To determine if CHIP-mediated degradation of α-syn aggregates is responsible for the observed reduction in venusYFP fluorescence we performed immunoblot analyses of striatal homogenates from the same animals. We have previously shown that α-syn aggregates can be detected in the striatum following injection of AAV-V1S and AAV-SV2 into SNpc. Here, striatal homogenates were analyzed using both SDS-PAGE and native PAGE to determine the level of α-syn aggregates present (Fig. 2). In order to exclude endogenous α-syn from our analyses, western blots were incubated with human specific anti α-syn antibody 4B12. High molecular weight species were detected by native PAGE confirming the formation of aggregates in this model (Fig. 2A). Furthermore, densitometry revealed a reduction in high molecular weight α-syn species in syn+CHIP animals (n = 6) compared to syn-CHIP animals (n = 3) indicating a reduction in α-syn aggregates (Fig. 2B). The total amount of human α-syn was quantified using SDS-PAGE (Fig. 2C). V1S (31 kDa) and SV2 (22 kDa) were reduced by 26% (Fig. 2D) and 69% (Fig. 2E) respectively in CHIP animals. .

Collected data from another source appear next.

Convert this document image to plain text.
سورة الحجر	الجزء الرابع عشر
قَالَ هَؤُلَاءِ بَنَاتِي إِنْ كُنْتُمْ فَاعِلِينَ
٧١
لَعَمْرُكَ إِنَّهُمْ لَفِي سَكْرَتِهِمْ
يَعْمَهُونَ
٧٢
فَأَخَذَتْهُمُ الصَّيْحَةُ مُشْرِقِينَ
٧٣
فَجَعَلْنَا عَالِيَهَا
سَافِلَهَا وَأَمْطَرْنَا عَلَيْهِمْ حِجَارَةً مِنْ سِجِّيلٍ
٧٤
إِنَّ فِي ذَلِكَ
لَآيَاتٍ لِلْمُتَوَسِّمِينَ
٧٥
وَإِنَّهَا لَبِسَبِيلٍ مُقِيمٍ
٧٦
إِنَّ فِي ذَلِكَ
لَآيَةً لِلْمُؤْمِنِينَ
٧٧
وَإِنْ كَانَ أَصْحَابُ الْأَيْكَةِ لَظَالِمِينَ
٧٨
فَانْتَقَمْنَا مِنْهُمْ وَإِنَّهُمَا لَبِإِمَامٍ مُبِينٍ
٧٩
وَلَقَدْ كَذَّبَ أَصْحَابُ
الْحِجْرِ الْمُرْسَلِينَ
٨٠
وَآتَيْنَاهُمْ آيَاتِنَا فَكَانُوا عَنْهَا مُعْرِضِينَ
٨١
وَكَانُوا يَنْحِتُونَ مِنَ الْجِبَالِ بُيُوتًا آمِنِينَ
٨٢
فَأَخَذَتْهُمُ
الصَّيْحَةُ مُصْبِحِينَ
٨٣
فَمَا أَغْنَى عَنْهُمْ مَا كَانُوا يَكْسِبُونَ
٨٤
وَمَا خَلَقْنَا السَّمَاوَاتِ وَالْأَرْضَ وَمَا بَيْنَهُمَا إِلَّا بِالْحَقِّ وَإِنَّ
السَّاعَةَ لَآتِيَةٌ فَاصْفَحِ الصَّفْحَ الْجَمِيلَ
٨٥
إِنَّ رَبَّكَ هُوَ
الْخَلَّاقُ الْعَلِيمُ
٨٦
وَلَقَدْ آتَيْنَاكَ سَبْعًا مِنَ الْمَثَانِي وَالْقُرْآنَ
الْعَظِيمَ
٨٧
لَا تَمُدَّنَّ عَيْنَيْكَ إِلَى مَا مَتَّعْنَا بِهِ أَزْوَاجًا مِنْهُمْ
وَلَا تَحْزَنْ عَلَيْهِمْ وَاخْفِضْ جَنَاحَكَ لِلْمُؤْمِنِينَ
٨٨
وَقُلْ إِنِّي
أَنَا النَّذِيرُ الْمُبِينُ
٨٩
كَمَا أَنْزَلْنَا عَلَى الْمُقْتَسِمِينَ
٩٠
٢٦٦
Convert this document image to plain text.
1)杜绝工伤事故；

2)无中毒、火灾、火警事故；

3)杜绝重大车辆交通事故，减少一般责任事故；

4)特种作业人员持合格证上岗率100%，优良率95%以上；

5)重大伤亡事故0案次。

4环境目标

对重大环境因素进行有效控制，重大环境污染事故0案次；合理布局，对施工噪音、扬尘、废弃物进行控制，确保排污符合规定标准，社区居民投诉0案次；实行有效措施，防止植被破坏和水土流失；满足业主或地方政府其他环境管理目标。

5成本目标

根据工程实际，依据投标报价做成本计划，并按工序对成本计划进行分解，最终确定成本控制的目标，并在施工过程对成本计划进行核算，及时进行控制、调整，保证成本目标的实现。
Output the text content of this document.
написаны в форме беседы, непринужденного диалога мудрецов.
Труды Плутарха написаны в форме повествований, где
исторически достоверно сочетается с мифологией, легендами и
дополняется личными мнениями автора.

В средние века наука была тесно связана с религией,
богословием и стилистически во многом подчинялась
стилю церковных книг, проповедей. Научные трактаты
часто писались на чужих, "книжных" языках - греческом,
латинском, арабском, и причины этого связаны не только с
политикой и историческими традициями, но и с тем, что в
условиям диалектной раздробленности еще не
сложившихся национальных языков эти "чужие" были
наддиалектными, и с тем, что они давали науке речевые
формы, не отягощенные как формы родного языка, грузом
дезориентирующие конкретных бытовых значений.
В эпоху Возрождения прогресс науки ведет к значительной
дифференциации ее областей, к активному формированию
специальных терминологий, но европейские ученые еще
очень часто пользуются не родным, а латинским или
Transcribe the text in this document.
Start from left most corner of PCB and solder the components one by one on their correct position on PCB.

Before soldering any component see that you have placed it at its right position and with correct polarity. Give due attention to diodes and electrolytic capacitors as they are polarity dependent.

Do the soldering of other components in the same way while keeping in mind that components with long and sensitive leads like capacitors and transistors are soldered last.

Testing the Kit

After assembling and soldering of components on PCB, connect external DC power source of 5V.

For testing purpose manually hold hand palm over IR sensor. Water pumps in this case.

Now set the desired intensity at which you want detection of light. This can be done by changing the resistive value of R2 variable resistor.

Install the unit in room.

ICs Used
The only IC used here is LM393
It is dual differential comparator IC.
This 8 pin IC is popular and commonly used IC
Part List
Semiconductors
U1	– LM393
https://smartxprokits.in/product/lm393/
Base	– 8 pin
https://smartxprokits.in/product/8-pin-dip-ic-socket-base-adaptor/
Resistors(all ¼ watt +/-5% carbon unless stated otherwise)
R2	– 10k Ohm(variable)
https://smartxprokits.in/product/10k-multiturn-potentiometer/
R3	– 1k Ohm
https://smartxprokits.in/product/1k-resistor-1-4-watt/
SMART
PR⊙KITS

Figure 2. CHIP reduces the amount of human α-syn in the striatum.

Striatal homogenates were biochemically analyzed for α-syn levels. Higher molecular weight α-syn species are visible in native-PAGE (A). Band quantification revealed a 43% reduction in α-syn aggregates measured in the syn+CHIP group (+CHIP) compared to the syn-CHIP group (−CHIP) (B). Denatured samples were also run on SDS-PAGE to evaluate the total amount of α-syn. The higher band at ∼31.3 KD and lower band at ∼22.4 KD detected with anti-α-syn correspond to V1S and SV2 respectively (C). A 26% and a 69% reduction were measured in both V1S and SV2 respectively in animals expressing CHIP (D and E).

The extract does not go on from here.